Coal is not sexy, but the world still needs stable base load electricity generation. On the surface Peabody Energy's (BTU) latest quarterly earnings look quite poor with a loss of $0.10 per share. The key is to separate the company's continued operations from its discontinued operations. Overall, it's in good position to grow.

Peabody's Q3 earnings
In Q3 2013, Peabody posted earnings from continued operations of $0.06 per share. Its discontinued operations posted losses of $0.16 per share, making for a total loss of $0.10 per share. Losses from discontinued operations should not be taken too seriously, however, as they are only temporary.

Peabody's discontinued operations
The company is selling its Wilkie Creek Mine in Australia. Thanks to the Australian Prime Minister's push to repeal the nation's carbon tax, now Peabody should have an easier time getting this mine off its books. The company also faced some impairment charges related to shutting down its Air Quality Mine in Indiana.

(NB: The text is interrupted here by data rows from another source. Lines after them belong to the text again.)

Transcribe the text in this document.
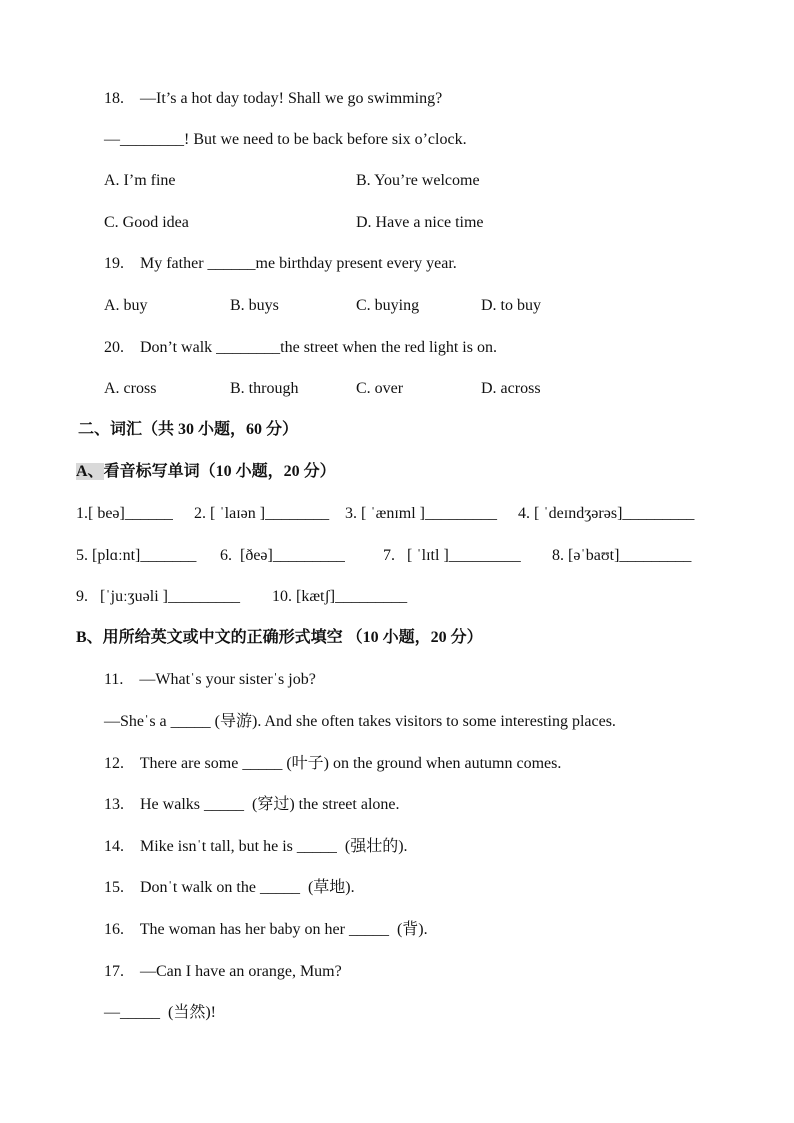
18.    —It’s a hot day today! Shall we go swimming?
—________! But we need to be back before six o’clock.
A. I’m fine	B. You’re welcome
C. Good idea	D. Have a nice time
19.    My father ______me birthday present every year.
A. buy	B. buys	C. buying	D. to buy
20.    Don’t walk ________the street when the red light is on.
A. cross	B. through	C. over	D. across
二、词汇（共 30 小题，60 分）
A、看音标写单词（10 小题，20 分）
1.[ beə]______ 2. [ ˈlaɪən ]________ 3. [ ˈænɪml ]_________ 4. [ ˈdeɪndʒərəs]_________
5. [plɑːnt]_______ 6.  [ðeə]_________ 7.   [ ˈlɪtl ]_________ 8. [əˈbaʊt]_________
9.   [ˈjuːʒuəli ]_________ 10. [kætʃ]_________
B、用所给英文或中文的正确形式填空 （10 小题，20 分）
11.    —Whatˈs your sisterˈs job?
—Sheˈs a _____ (导游). And she often takes visitors to some interesting places.
12.    There are some _____ (叶子) on the ground when autumn comes.
13.    He walks _____  (穿过) the street alone.
14.    Mike isnˈt tall, but he is _____  (强壮的).
15.    Donˈt walk on the _____  (草地).
16.    The woman has her baby on her _____  (背).
17.    —Can I have an orange, Mum?
—_____  (当然)!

Don't give up on U.S. coal

US Coal Production Chart

US Coal Production data by YCharts

The above graph shows how America's coal supply is starting to fall in line with demand. In the first half of 2013 151 U.S. coal mines were idled, helping to limit pricing pressures.

Asian growth 
Growth is the lifeblood of capitalism. Together China and India are expected to increase coal demand by 1 billion tonnes from 2012 to 2017, while the rest of the world is expected to raise demand by just 179 million tonnes in the same time period. 

Peabody's recent quarter shows how the company is in a good position to serve these new markets. Year over year, it lowered its Q3 2013 Australian operating costs per ton by $6.17. Another positive sign for Peabody is the five-year $1.65 billion revolver and the seven-year $1.2 billion term loan it just acquired. The fact that Peabody is able to roll over its debt shows that its total debt-to-equity ratio of 1.34 is manageable.

Take a deeper look at China's energy policies
China is keen to decrease its greenhouse gas emissions and clean up its economy, but don't expect the country to simply stop using coal. The government's plan is to decrease coal's share of total energy use from 68.4% in 2011 to 65% in 2017. Considering China's high growth rate, the number of tonnes of coal consumed can grow even while it becomes a lower percentage of total energy use.

Still, not all miners are created equally
While Peabody has hope, Arch Coal (NYSE: ACI) is a different story. The company is laden with debt, and its total debt-to-equity ratio is already at 1.97. Also, unlike Peabody, Arch Coal has no mines in Australia. Instead, it has many mines in America's expensive Appalachian region. While Peabody's earnings before interest, taxes, deductions and amortization, or EBTIDA, grew from Q1 2013 to Q3 2013, Arch Coal's EBITDA fell in the same time frame. 

Arch Coal has expensive American mines and too much debt to be buying assets overseas. With few growth prospects and falling profit, it is best to stay away from this company.

Alpha Natural Resources (NYSE: ANR) is a big metallurgical coal producer, but thermal coal still has a big impact on the firm's bottom line. In 2012 metallurgical coal was only 44% of its revenue. Alpha Natural Resources' advantage can be found in its ports on the East Coast, which give it strong export capacity, but its thermal operations in the Eastern U.S. expose it to strong margin pressures and falling customer demand. 

Unlike Peabody, Alpha Natural Resources does not have significant resources in Australia. Its profit is constrained and analysts expect the company to post losses in 2013 and 2014. Alpha's low total debt-to-equity ratio of 0.77 means that the company has a low chance of going bankrupt, but still has significant losses ahead.

While Peabody decided to buy Asian assets to deal with the falling U.S. market, CONSOL Energy (CNX 0.42%) took a different path. It recently sold all five of its longwall coal mines in West Virginia for $3.5 billion, though it is retaining coal mines in other areas. With an estimated natural gas production growth rate of 30% in 2015 and 2016, CONSOL Energy is turning itself into a natural gas E&P. With its low total debt to equity ratio of 0.83, this firm is one of the best positioned coal and natural gas producers in the Eastern U.S.

The Foolish bottom line
Peabody's latest earnings show how the company is shooting for long-term profitability by selling off low-quality assets. CONSOL Energy has a similar strategy, though it is pushing its capital into natural gas. Alpha Natural Resources' and Arch Coal's recent losses are signs that both companies are stuck with high cost mines and a grim future.